I only have a short time to personally observe you during the Program in order to evaluate your responses and make adjustments in your medications. Therefore, I must make timely decisions. Most people leave my program taking no prescription medications.

Many times having only one week is insufficient to make full adjustments in dosages and kinds of medications required. In these cases your local doctors and/or I will help you make adjustments after leaving the Program. My final letter to you usually includes my recommendations for future adjustments.

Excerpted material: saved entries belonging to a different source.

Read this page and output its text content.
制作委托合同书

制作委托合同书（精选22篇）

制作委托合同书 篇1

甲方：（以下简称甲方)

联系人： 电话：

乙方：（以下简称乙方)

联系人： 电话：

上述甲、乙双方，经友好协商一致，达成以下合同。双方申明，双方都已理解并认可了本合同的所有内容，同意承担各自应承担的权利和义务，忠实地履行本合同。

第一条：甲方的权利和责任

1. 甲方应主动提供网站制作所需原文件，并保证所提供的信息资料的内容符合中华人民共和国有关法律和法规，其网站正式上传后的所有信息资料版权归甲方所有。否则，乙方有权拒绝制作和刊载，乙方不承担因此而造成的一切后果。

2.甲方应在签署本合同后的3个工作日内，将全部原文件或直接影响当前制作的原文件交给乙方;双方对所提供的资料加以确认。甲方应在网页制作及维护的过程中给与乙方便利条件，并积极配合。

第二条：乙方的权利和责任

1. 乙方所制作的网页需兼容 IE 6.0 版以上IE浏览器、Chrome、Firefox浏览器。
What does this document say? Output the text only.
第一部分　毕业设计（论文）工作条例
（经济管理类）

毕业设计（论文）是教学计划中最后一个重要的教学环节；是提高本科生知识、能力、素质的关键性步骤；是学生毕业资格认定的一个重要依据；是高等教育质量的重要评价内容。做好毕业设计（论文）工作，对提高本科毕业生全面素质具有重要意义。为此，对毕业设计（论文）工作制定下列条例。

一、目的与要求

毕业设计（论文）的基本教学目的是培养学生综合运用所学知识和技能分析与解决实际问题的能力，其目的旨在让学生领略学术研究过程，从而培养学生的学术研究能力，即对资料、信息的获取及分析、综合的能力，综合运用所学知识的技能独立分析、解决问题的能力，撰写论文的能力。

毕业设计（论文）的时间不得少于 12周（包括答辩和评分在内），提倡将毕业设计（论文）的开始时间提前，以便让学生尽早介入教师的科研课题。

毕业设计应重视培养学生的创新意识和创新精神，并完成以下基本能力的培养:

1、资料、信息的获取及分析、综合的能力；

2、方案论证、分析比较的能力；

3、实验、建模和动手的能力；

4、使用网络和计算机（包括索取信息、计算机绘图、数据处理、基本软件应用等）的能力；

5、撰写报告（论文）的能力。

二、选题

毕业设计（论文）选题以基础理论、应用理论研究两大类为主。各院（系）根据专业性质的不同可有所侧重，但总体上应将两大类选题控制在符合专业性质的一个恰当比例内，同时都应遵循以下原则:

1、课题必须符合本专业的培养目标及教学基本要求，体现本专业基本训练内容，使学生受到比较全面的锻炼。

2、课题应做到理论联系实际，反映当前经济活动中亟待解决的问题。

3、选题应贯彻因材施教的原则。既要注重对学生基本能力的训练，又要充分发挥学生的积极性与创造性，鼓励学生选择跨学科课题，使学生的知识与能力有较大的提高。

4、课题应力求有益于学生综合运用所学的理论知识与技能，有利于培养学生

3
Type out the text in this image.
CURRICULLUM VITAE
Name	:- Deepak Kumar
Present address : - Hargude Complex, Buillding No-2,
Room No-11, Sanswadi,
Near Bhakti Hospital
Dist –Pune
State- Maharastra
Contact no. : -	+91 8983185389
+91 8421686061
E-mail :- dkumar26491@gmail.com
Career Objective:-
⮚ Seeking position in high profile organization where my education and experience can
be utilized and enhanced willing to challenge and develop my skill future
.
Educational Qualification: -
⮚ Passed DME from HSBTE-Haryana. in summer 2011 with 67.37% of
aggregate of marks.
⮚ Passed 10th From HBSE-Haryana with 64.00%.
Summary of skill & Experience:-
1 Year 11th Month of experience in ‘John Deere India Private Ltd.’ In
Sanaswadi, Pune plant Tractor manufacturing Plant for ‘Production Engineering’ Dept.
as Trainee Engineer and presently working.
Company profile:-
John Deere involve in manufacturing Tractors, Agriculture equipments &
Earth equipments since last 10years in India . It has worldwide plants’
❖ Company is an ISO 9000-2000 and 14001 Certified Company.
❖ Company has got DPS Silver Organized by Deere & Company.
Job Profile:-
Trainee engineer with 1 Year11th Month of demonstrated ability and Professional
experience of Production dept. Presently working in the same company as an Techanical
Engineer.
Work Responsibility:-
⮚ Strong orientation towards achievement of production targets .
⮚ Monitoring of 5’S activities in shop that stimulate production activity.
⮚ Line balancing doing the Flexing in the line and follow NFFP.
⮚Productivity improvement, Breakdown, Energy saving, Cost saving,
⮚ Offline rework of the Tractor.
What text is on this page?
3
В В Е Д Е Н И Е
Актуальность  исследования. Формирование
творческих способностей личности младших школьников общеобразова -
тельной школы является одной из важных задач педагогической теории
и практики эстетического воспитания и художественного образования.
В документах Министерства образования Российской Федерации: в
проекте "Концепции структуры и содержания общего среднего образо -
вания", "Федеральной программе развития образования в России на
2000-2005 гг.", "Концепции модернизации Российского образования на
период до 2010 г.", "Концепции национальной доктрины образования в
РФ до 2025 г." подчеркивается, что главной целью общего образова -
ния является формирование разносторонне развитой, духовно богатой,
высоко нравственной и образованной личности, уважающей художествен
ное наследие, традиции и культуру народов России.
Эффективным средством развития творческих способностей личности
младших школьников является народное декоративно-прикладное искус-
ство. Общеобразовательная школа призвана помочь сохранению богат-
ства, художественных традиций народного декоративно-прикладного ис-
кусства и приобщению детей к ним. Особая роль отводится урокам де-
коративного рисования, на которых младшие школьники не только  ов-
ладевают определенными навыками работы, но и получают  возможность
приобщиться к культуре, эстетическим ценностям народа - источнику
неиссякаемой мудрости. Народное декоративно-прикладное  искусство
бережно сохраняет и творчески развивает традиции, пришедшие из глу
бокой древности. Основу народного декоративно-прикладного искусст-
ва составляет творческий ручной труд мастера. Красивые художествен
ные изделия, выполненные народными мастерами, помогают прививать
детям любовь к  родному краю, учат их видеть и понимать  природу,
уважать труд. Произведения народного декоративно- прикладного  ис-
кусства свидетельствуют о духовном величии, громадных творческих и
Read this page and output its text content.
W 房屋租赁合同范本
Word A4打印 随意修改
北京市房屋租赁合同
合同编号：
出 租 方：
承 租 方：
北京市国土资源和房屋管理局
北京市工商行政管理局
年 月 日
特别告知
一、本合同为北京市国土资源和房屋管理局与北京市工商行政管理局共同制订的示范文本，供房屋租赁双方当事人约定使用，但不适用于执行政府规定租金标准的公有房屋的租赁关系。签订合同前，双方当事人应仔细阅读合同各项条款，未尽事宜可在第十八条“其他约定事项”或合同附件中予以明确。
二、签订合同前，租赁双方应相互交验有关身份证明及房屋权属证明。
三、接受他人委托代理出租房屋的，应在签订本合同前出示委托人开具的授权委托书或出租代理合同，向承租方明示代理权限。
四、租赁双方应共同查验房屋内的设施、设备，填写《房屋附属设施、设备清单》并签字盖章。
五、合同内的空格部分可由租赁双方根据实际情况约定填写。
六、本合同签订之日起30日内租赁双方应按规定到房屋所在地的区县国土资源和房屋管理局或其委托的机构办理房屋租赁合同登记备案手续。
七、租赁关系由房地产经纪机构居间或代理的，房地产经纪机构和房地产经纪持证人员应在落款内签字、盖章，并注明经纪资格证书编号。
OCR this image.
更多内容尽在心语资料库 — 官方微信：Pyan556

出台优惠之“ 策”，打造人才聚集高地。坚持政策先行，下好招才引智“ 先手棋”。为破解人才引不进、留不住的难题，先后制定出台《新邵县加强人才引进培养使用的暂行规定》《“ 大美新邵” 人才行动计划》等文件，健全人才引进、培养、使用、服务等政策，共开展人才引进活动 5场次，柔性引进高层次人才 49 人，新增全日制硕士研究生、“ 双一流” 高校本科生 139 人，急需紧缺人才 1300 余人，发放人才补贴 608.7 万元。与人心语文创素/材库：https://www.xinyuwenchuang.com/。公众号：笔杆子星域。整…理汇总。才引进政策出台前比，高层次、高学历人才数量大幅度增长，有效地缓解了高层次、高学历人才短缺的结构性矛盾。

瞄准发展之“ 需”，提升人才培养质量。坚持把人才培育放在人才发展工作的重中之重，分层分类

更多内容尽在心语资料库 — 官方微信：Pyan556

My Program Is Your Best Chance

The entire McDougall staff and I will make every reasonable effort to help you regain your lost health and appearance. Fortunately, the human body has a remarkable capacity to recover when relieved of the burdens of the rich Western diet and a lifetime of bad habits. Your realistic expectations should be met and you should expect to leave in much better shape then when you arrived. Most importantly, you will have hope for a brighter future and many more years of life to be lived to compensate for the short time you spent with us at the McDougall 10-Day Program.